From the corner of her eye, she saw Luke's hand squeeze the steering wheel. “So, what Dargan said, about the death certificate, the proof... About Cash not actually dying in the fire . . . ?”
“It's true. I never had any proof. By the time I was old enough to understand that things hadn't been followed up, I didn't see a point in asking for proof. I believed he was dead. I couldn't imagine why anyone would lie. Why he would fake it. The possibility never entered my mind. All it would have done was force me to relive the terror. I just wanted to move on. To find purpose. To do something with my life that up until that point had seemed so pointless.
“Where has he been for twenty-five years? Why didn't he come find me? Why didn't he tell me he was alive?” She turned a burning gaze on Luke. “I've spent my whole damned life believing I was responsible for his death. Do you have any idea how much . . . how much . . . ?”
“Trauma . . . ?” Luke supplied.
The memory of his sister's suicide and the guilt he'd self-inflicted over not seeing her troubles took the heat out of Keira's anger. They'd both suffered in such similar ways over the course of their lives. How could she turn out so screwed up and he turn out so . . . damn perfect?

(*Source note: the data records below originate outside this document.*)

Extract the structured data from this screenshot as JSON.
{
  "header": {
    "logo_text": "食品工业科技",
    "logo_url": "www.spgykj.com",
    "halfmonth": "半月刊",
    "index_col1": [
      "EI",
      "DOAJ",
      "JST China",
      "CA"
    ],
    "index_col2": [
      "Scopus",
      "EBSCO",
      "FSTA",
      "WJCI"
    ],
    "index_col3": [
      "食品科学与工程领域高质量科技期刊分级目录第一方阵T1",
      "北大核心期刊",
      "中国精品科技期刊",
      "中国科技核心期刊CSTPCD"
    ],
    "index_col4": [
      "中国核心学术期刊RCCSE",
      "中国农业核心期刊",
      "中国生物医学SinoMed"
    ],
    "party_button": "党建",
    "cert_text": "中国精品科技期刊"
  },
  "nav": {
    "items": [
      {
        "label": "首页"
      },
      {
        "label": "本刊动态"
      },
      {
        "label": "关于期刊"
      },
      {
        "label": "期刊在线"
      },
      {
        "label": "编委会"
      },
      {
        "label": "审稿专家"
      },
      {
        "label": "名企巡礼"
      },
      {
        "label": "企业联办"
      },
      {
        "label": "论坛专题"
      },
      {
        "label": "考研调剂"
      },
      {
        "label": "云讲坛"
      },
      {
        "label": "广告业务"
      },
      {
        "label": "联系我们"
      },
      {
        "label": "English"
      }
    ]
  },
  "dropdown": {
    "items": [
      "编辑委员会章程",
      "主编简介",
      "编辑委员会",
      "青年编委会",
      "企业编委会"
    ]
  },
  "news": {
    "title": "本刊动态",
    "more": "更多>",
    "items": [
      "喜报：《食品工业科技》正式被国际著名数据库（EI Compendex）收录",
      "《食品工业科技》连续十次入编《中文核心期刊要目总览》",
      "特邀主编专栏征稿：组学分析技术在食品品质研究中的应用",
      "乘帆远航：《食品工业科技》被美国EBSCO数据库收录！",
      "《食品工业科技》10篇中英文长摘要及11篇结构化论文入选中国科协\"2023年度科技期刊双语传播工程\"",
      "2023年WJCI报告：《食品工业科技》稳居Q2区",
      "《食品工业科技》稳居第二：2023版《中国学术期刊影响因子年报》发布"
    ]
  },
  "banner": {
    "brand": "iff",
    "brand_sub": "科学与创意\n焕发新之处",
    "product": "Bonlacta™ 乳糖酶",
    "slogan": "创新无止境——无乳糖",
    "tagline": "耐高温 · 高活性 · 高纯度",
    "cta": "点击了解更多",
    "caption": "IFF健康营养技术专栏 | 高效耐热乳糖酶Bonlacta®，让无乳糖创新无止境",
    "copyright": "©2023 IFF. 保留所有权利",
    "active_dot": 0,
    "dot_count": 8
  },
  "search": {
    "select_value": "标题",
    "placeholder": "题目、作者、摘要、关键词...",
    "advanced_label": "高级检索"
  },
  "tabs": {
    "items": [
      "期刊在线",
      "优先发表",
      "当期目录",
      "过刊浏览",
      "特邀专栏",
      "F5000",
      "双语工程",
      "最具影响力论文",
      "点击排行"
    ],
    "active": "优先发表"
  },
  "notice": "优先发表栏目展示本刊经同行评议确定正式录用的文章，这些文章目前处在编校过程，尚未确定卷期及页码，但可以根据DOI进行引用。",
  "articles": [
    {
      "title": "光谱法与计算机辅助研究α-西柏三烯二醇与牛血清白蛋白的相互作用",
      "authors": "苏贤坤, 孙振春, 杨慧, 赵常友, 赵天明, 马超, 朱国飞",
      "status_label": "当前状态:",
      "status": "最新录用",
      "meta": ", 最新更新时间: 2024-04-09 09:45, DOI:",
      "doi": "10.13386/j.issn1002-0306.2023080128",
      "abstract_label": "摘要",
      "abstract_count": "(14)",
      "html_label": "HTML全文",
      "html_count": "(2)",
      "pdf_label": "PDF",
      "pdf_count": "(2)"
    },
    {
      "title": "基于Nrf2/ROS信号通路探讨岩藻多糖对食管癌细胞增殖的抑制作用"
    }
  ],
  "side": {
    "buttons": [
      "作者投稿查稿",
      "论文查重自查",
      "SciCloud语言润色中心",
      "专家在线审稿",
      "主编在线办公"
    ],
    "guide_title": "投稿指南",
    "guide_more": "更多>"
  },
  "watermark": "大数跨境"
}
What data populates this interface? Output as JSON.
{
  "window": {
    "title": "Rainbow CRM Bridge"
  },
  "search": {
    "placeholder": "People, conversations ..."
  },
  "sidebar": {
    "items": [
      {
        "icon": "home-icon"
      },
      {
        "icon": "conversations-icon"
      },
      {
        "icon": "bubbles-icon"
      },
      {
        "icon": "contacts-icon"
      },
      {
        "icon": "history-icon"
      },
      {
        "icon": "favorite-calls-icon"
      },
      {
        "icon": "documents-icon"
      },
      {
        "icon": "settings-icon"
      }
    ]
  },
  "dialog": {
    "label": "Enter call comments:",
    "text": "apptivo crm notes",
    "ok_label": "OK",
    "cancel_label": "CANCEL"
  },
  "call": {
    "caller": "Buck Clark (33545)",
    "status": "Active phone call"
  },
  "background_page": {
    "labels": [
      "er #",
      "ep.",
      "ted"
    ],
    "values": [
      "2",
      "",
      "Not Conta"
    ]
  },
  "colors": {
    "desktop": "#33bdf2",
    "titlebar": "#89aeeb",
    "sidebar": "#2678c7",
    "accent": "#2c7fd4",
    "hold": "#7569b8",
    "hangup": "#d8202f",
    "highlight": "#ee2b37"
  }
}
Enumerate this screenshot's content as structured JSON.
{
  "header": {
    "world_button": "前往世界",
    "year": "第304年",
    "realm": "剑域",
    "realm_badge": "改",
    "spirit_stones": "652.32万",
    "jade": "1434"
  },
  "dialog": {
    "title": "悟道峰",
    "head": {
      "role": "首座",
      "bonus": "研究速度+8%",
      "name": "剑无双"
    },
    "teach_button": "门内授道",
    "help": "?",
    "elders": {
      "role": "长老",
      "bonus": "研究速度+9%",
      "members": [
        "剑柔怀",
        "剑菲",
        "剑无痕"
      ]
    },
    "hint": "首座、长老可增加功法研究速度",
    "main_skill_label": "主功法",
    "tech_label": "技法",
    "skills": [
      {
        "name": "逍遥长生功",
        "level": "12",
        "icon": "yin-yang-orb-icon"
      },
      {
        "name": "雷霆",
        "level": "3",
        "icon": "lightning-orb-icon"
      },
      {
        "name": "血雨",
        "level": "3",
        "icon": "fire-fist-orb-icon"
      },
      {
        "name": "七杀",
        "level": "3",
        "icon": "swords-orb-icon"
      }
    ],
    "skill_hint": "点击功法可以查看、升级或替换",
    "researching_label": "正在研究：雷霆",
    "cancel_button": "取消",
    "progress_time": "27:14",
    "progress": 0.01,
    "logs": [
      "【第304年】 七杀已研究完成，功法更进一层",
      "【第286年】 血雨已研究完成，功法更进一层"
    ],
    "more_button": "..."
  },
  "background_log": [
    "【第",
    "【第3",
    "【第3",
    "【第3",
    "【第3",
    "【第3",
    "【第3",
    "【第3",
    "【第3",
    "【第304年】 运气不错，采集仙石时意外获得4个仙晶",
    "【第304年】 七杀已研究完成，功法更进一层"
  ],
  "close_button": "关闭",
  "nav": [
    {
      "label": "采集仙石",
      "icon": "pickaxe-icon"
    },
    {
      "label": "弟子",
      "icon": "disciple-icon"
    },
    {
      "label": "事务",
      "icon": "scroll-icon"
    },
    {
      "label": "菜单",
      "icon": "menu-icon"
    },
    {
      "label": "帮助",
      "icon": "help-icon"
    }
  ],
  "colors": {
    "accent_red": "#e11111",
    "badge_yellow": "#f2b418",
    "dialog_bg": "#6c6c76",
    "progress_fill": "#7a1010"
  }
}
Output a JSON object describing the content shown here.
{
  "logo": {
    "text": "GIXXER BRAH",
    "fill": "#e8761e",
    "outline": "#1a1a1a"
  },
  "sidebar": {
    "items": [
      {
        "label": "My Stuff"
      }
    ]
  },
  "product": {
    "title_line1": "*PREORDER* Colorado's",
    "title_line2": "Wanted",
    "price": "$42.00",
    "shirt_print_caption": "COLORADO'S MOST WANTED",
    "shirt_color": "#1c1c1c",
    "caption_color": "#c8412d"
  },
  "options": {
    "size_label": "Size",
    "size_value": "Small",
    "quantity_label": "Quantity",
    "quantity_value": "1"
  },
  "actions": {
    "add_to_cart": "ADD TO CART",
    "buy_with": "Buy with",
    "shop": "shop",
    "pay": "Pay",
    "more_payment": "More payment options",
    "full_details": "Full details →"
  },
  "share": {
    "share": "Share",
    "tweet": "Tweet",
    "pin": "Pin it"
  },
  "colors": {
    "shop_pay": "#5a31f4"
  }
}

“Hardly perfect.” He shot her a quirky grin. “I'm pretty sure you were screaming about that yesterday at the airport. And I had a complete
Leave It to Beaver
childhood. Don't keep beating yourself up over things you can't control.”
“I was not screaming. I don't scream.”
Luke laughed, low and throaty, rubbed a hand over his mouth, and slid a hot look her way. “Uh, yeah, baby. You do.”
“Shut up.” Heat infused her face. She smacked his arm. “And she said he worked for them. Does that mean he's involved in all this? That he knows what I—what we've—gone through, yet
allowed
it?”
“She also said his ‘usefulness is coming to an end' and talked about ‘releasing him' or ‘terminating him.' Mateo told us his father was ‘trying to get free.' That doesn't sound like employment to me. It sounds like incarceration. Consider the source.” He pushed the photo toward her. “Wouldn't you rather trust your own information?”
She looked at the picture of her brother, alive and well. Pain swelled in her chest until she was sure she would crack. She needed a break before she tried to read that photo again.
“I need to call Angus.” She reached for his phone on the dash. “Can I use your phone?”
He nodded and she dialed her boss's cell.
“Special Agent West,” he answered.
His familiar voice lit off fireworks of emotion. She really liked Angus. Enjoyed working with and for him. And the thought that he was one of
them
turned her inside out.
“Hey, Angus—” She cleared her throat, trying to sound . . . normal, although she didn't know what normal was anymore. “It's Keira.”
An extended silence followed. Sickness rolled in her belly as she tried to hold on to denial.
“Well.” His voice was tight. Curt. “You sure made a mess of things, didn't you?”
Ah, damn.
Disillusionment stung deep.
“Sir?” She'd play dumb as far as it would take her.